About owner building
If you’re thinking about doing some building work on your own property and you want to do it yourself, you may need an owner builder permit.
We issue a permit for work over $11,000, which allows you to personally perform the building work and take on the role of head contractor on a building project. You’ll be responsible for engaging and co-ordinating your contractors, as well as the scheduling of work.
Please note - you can't personally carry out work where you need an occupational licence, or for fire protection work over $1,100.
Please also note - you don't need an owner builder permit for work under Schedule 7 of the Planning Regulation 2017.
Work you can do as an owner builder
- build a new home
- renovate, alter or extend an existing home
- build a garage, carport or residential shed
- build a swimming pool for residential use
- build a pergola or entertainment area for residential use.

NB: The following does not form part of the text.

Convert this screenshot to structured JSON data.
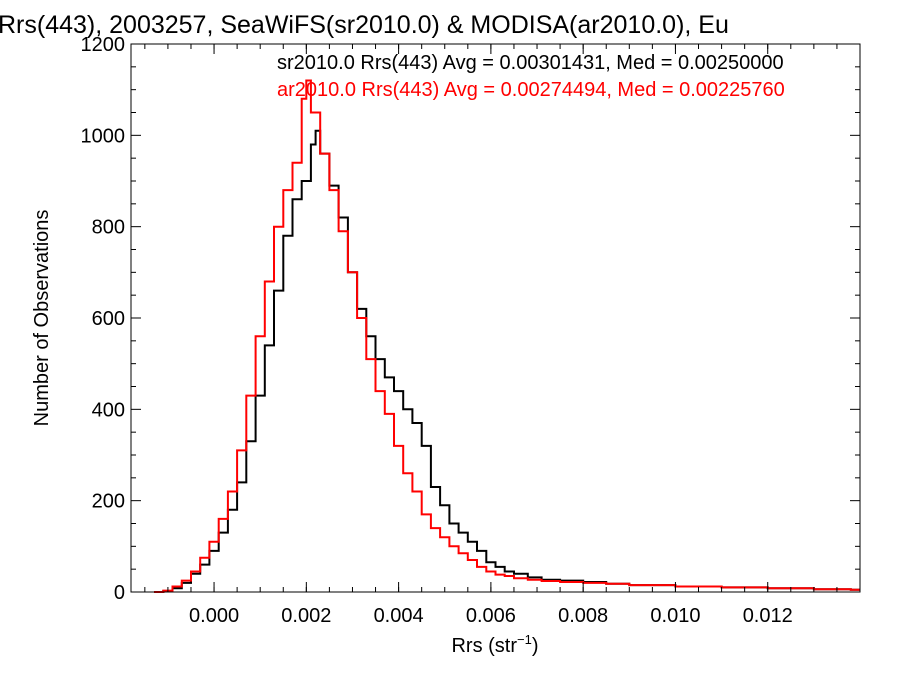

Work you can’t do as an owner builder
- occupational work such as plumbing, draining, gasfitting or pest control unless you have an occupational licence
- fire protection work in excess of $1,100 (unless you have the appropriate licence)
- mechanical services work
- build commercial or industrial buildings (e.g. shops, industrial sheds, farm buildings)
- build or renovate multiple dwellings (e.g. duplexes, boarding houses, block of units).
Note: There are special provisions for farm buildings. If the value is no more than $27,500, an owner can personally do that work.
What are the disadvantages?
There are restrictions on the number of projects you can do as an owner builder. We can only issue one permit to you every six years.
In addition, some of the services that are naturally available to homeowners who engage a licensed builder are not accessible to owner builders. This includes access to the Home Warranty insurance scheme.
No access to Home Warranty insurance
The Home Warranty insurance, which protects owners against incomplete or defective work, is not available to owner builders.
Even if the contractor paid an insurance premium to us in error, the work is still uninsurable.
QBCC licensees working on their own properties without an owner builder permit still pay QLeave levy
If you are a QBCC licensee and you choose to not apply for an owner builder permit, QLeave will expect you to pay a levy of 0.475% of the total cost of your works.
QLeave's legislation, taken from the Building and Construction Industry (Portable Long Service Leave) Act 1991 Part 8 Section 71(1) states:
"A person carrying out work under an owner-builder permit is exempt from payment of levy on all work carried out under the permit".
They can only grant you an exemption from the levy if you present them with your owner builder permit. Depending on the value of the work you intend to do, it may work out cheaper for you to apply for an owner builder.
If you are a current QBCC licensee, you will be eligible for an exemption from completing the owner builder course.